12月27日土曜日、サザンオールスターズのコンサートに行ってきた。

このチケットは、ファンクラブに入っている、私の奥さんが抽選で当たった、貴重な二枚だ。


実を言うと、サザンのコンサートに行くのは二度目で、最初は、2008年、横浜日産スタジアムでの夏のコンサートだった。

まず、何よりも驚いたのは、その、集客数であり、七万人入場可能な会場は、文字通り立錐の余地もなかった。

新劇団の集客数と比べるのは、全く的外れであるのは先刻承知だが、それにしても、劇団のあまりの集客数の少ない現実に、なんとも虚しい気持ちになったものだ。

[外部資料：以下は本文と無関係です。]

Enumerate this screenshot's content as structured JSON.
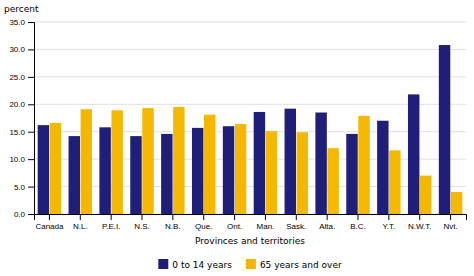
{
  "chart_data": {
    "type": "bar",
    "categories": [
      "Canada",
      "N.L.",
      "P.E.I.",
      "N.S.",
      "N.B.",
      "Que.",
      "Ont.",
      "Man.",
      "Sask.",
      "Alta.",
      "B.C.",
      "Y.T.",
      "N.W.T.",
      "Nvt."
    ],
    "series": [
      {
        "name": "0 to 14 years",
        "color": "#1f1f7a",
        "values": [
          16.2,
          14.2,
          15.8,
          14.2,
          14.6,
          15.7,
          16.0,
          18.6,
          19.2,
          18.5,
          14.6,
          17.0,
          21.8,
          30.8
        ]
      },
      {
        "name": "65 years and over",
        "color": "#f5b800",
        "values": [
          16.6,
          19.1,
          18.9,
          19.3,
          19.5,
          18.1,
          16.4,
          15.1,
          14.9,
          12.0,
          17.9,
          11.6,
          7.0,
          4.0
        ]
      }
    ],
    "xlabel": "Provinces and territories",
    "ylabel": "percent",
    "ylim": [
      0,
      35
    ],
    "yticks": [
      {
        "value": 0,
        "label": "0.0"
      },
      {
        "value": 5,
        "label": "5.0"
      },
      {
        "value": 10,
        "label": "10.0"
      },
      {
        "value": 15,
        "label": "15.0"
      },
      {
        "value": 20,
        "label": "20.0"
      },
      {
        "value": 25,
        "label": "25.0"
      },
      {
        "value": 30,
        "label": "30.0"
      },
      {
        "value": 35,
        "label": "35.0"
      }
    ],
    "grid": true,
    "legend": "bottom"
  }
}
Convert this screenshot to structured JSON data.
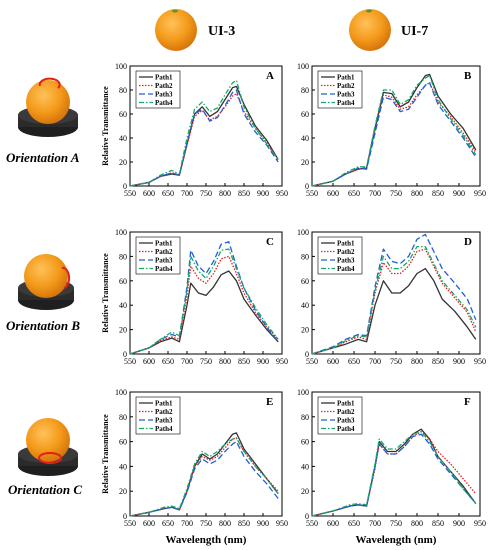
{
  "columns": [
    "UI-3",
    "UI-7"
  ],
  "rows": [
    "Orientation A",
    "Orientation B",
    "Orientation C"
  ],
  "legend": [
    "Path1",
    "Path2",
    "Path3",
    "Path4"
  ],
  "colors": {
    "Path1": "#333333",
    "Path2": "#e02020",
    "Path3": "#1f5fd6",
    "Path4": "#15a86a",
    "orange": "#f39a1a",
    "stand": "#2b2b2b",
    "marker": "#e0201a"
  },
  "chart_data": [
    {
      "type": "line",
      "panel": "A",
      "column": "UI-3",
      "row": "Orientation A",
      "xlabel": "",
      "ylabel": "Relative Transmittance",
      "xlim": [
        550,
        950
      ],
      "ylim": [
        0,
        100
      ],
      "xticks": [
        550,
        600,
        650,
        700,
        750,
        800,
        850,
        900,
        950
      ],
      "yticks": [
        0,
        20,
        40,
        60,
        80,
        100
      ],
      "legend_position": "top-left",
      "x": [
        550,
        600,
        630,
        660,
        680,
        700,
        720,
        740,
        760,
        780,
        800,
        820,
        830,
        850,
        880,
        910,
        940
      ],
      "series": [
        {
          "name": "Path1",
          "values": [
            0,
            3,
            8,
            10,
            9,
            35,
            60,
            66,
            58,
            62,
            72,
            82,
            83,
            68,
            50,
            38,
            22
          ]
        },
        {
          "name": "Path2",
          "values": [
            0,
            3,
            8,
            11,
            9,
            34,
            58,
            63,
            55,
            58,
            66,
            75,
            77,
            62,
            48,
            36,
            22
          ]
        },
        {
          "name": "Path3",
          "values": [
            0,
            3,
            8,
            11,
            9,
            36,
            60,
            64,
            54,
            57,
            67,
            78,
            80,
            60,
            45,
            34,
            20
          ]
        },
        {
          "name": "Path4",
          "values": [
            0,
            3,
            9,
            13,
            10,
            40,
            64,
            70,
            62,
            65,
            76,
            86,
            88,
            66,
            48,
            35,
            22
          ]
        }
      ]
    },
    {
      "type": "line",
      "panel": "B",
      "column": "UI-7",
      "row": "Orientation A",
      "xlabel": "",
      "ylabel": "",
      "xlim": [
        550,
        950
      ],
      "ylim": [
        0,
        100
      ],
      "xticks": [
        550,
        600,
        650,
        700,
        750,
        800,
        850,
        900,
        950
      ],
      "yticks": [
        0,
        20,
        40,
        60,
        80,
        100
      ],
      "legend_position": "top-right",
      "x": [
        550,
        600,
        630,
        660,
        680,
        700,
        720,
        740,
        760,
        780,
        800,
        820,
        830,
        850,
        880,
        910,
        940
      ],
      "series": [
        {
          "name": "Path1",
          "values": [
            0,
            4,
            10,
            14,
            15,
            48,
            78,
            77,
            66,
            70,
            82,
            92,
            93,
            75,
            60,
            48,
            30
          ]
        },
        {
          "name": "Path2",
          "values": [
            0,
            4,
            10,
            14,
            15,
            46,
            76,
            74,
            64,
            66,
            76,
            84,
            86,
            70,
            58,
            44,
            28
          ]
        },
        {
          "name": "Path3",
          "values": [
            0,
            4,
            10,
            15,
            14,
            44,
            74,
            72,
            62,
            64,
            74,
            84,
            86,
            68,
            54,
            40,
            24
          ]
        },
        {
          "name": "Path4",
          "values": [
            0,
            4,
            11,
            16,
            16,
            50,
            80,
            80,
            68,
            72,
            84,
            90,
            92,
            72,
            56,
            42,
            26
          ]
        }
      ]
    },
    {
      "type": "line",
      "panel": "C",
      "column": "UI-3",
      "row": "Orientation B",
      "xlabel": "",
      "ylabel": "Relative Transmittance",
      "xlim": [
        550,
        950
      ],
      "ylim": [
        0,
        100
      ],
      "xticks": [
        550,
        600,
        650,
        700,
        750,
        800,
        850,
        900,
        950
      ],
      "yticks": [
        0,
        20,
        40,
        60,
        80,
        100
      ],
      "legend_position": "top-left",
      "x": [
        550,
        600,
        630,
        660,
        680,
        700,
        710,
        730,
        750,
        770,
        790,
        810,
        830,
        850,
        880,
        910,
        940
      ],
      "series": [
        {
          "name": "Path1",
          "values": [
            0,
            5,
            10,
            13,
            10,
            40,
            58,
            50,
            48,
            55,
            65,
            68,
            60,
            45,
            32,
            20,
            10
          ]
        },
        {
          "name": "Path2",
          "values": [
            0,
            5,
            11,
            14,
            12,
            48,
            72,
            62,
            58,
            66,
            78,
            80,
            66,
            50,
            34,
            22,
            12
          ]
        },
        {
          "name": "Path3",
          "values": [
            0,
            5,
            12,
            16,
            14,
            55,
            85,
            72,
            66,
            76,
            90,
            92,
            72,
            54,
            36,
            22,
            10
          ]
        },
        {
          "name": "Path4",
          "values": [
            0,
            5,
            12,
            18,
            15,
            52,
            80,
            68,
            62,
            72,
            85,
            86,
            70,
            54,
            38,
            24,
            12
          ]
        }
      ]
    },
    {
      "type": "line",
      "panel": "D",
      "column": "UI-7",
      "row": "Orientation B",
      "xlabel": "",
      "ylabel": "",
      "xlim": [
        550,
        950
      ],
      "ylim": [
        0,
        100
      ],
      "xticks": [
        550,
        600,
        650,
        700,
        750,
        800,
        850,
        900,
        950
      ],
      "yticks": [
        0,
        20,
        40,
        60,
        80,
        100
      ],
      "legend_position": "top-right",
      "x": [
        550,
        600,
        630,
        660,
        680,
        700,
        720,
        740,
        760,
        780,
        800,
        820,
        840,
        860,
        890,
        920,
        940
      ],
      "series": [
        {
          "name": "Path1",
          "values": [
            0,
            5,
            8,
            12,
            10,
            40,
            60,
            50,
            50,
            56,
            66,
            70,
            60,
            45,
            35,
            22,
            12
          ]
        },
        {
          "name": "Path2",
          "values": [
            0,
            5,
            10,
            14,
            12,
            50,
            75,
            66,
            66,
            72,
            84,
            86,
            72,
            58,
            46,
            34,
            18
          ]
        },
        {
          "name": "Path3",
          "values": [
            0,
            6,
            12,
            16,
            15,
            55,
            86,
            76,
            74,
            80,
            94,
            98,
            84,
            70,
            58,
            45,
            28
          ]
        },
        {
          "name": "Path4",
          "values": [
            0,
            5,
            11,
            15,
            14,
            52,
            80,
            70,
            70,
            76,
            88,
            88,
            74,
            60,
            48,
            36,
            22
          ]
        }
      ]
    },
    {
      "type": "line",
      "panel": "E",
      "column": "UI-3",
      "row": "Orientation C",
      "xlabel": "Wavelength (nm)",
      "ylabel": "Relative Transmittance",
      "xlim": [
        550,
        950
      ],
      "ylim": [
        0,
        100
      ],
      "xticks": [
        550,
        600,
        650,
        700,
        750,
        800,
        850,
        900,
        950
      ],
      "yticks": [
        0,
        20,
        40,
        60,
        80,
        100
      ],
      "legend_position": "top-left",
      "x": [
        550,
        600,
        640,
        660,
        680,
        700,
        720,
        740,
        760,
        780,
        800,
        820,
        830,
        850,
        880,
        910,
        940
      ],
      "series": [
        {
          "name": "Path1",
          "values": [
            0,
            3,
            6,
            7,
            5,
            20,
            40,
            50,
            46,
            50,
            58,
            66,
            67,
            54,
            42,
            30,
            18
          ]
        },
        {
          "name": "Path2",
          "values": [
            0,
            3,
            6,
            7,
            5,
            20,
            40,
            48,
            45,
            48,
            55,
            62,
            63,
            52,
            40,
            30,
            20
          ]
        },
        {
          "name": "Path3",
          "values": [
            0,
            3,
            6,
            7,
            5,
            19,
            38,
            46,
            42,
            45,
            52,
            58,
            60,
            48,
            36,
            26,
            14
          ]
        },
        {
          "name": "Path4",
          "values": [
            0,
            3,
            7,
            8,
            6,
            22,
            42,
            52,
            48,
            52,
            58,
            62,
            63,
            52,
            40,
            30,
            18
          ]
        }
      ]
    },
    {
      "type": "line",
      "panel": "F",
      "column": "UI-7",
      "row": "Orientation C",
      "xlabel": "Wavelength (nm)",
      "ylabel": "",
      "xlim": [
        550,
        950
      ],
      "ylim": [
        0,
        100
      ],
      "xticks": [
        550,
        600,
        650,
        700,
        750,
        800,
        850,
        900,
        950
      ],
      "yticks": [
        0,
        20,
        40,
        60,
        80,
        100
      ],
      "legend_position": "top-right",
      "x": [
        550,
        600,
        640,
        660,
        680,
        700,
        710,
        730,
        750,
        770,
        790,
        810,
        830,
        850,
        880,
        910,
        940
      ],
      "series": [
        {
          "name": "Path1",
          "values": [
            0,
            4,
            8,
            9,
            8,
            40,
            60,
            52,
            52,
            58,
            66,
            70,
            62,
            48,
            36,
            24,
            10
          ]
        },
        {
          "name": "Path2",
          "values": [
            0,
            4,
            8,
            9,
            8,
            38,
            58,
            50,
            50,
            56,
            64,
            68,
            62,
            52,
            42,
            30,
            18
          ]
        },
        {
          "name": "Path3",
          "values": [
            0,
            4,
            8,
            9,
            8,
            40,
            58,
            50,
            50,
            56,
            64,
            66,
            58,
            46,
            34,
            22,
            10
          ]
        },
        {
          "name": "Path4",
          "values": [
            0,
            4,
            9,
            10,
            9,
            42,
            62,
            54,
            54,
            60,
            66,
            68,
            60,
            48,
            36,
            22,
            10
          ]
        }
      ]
    }
  ]
}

それより、なにより、桑田佳祐のカリスマ性に、無条件に圧倒された。


そして今回は、入場の際に、ビニールで出来た腕時計のようなリストバンドを渡され、腕にはめて、鑑賞することになった。


言うまでもなく、最初から全員立ち上がり、両腕を上げて踊りながら手拍子をとる、そのエネルギーは、前回と変わらない。

実は私は、その事を内心密かに、案じていた。

あれから6年経ったこの年で、体力が最後まで持つのだろうか?


さて、コンサートが中盤になると、腕にはめていたリストバンドが突然光を放つ。

「おー!」という、響めきが会場全体を包む。

LEDの美しい自己主張だ。

闇の中で、一万五千のリストバンドの光と、アリーナの天井から降り注ぐ、満天の星!

これらの、無数に輝く星たちは、自分自身さえ気づかずに、押さえつけてきた自我と、黙々と暮らしてきた、その命のあかりを、ここぞとばかりに舞い踊らせる。

それは、精一杯生きてきた人間のささやかな自己主張のように思われて、いつしか、熱いものがこみ上げて来た。


場内の熱気に圧倒されながら、遠い昔の活力が、甦ってくるような胸騒ぎの中、大いに楽しみ、まだまだ、仕事をしなければと、独りよがりに力んでいる。


平成26年12月27日土曜日。

私たち夫婦に、忘れられない貴重な思い出をプレゼントしてくれた、サザンオールスターズの皆さんに、心から感謝するばかりである。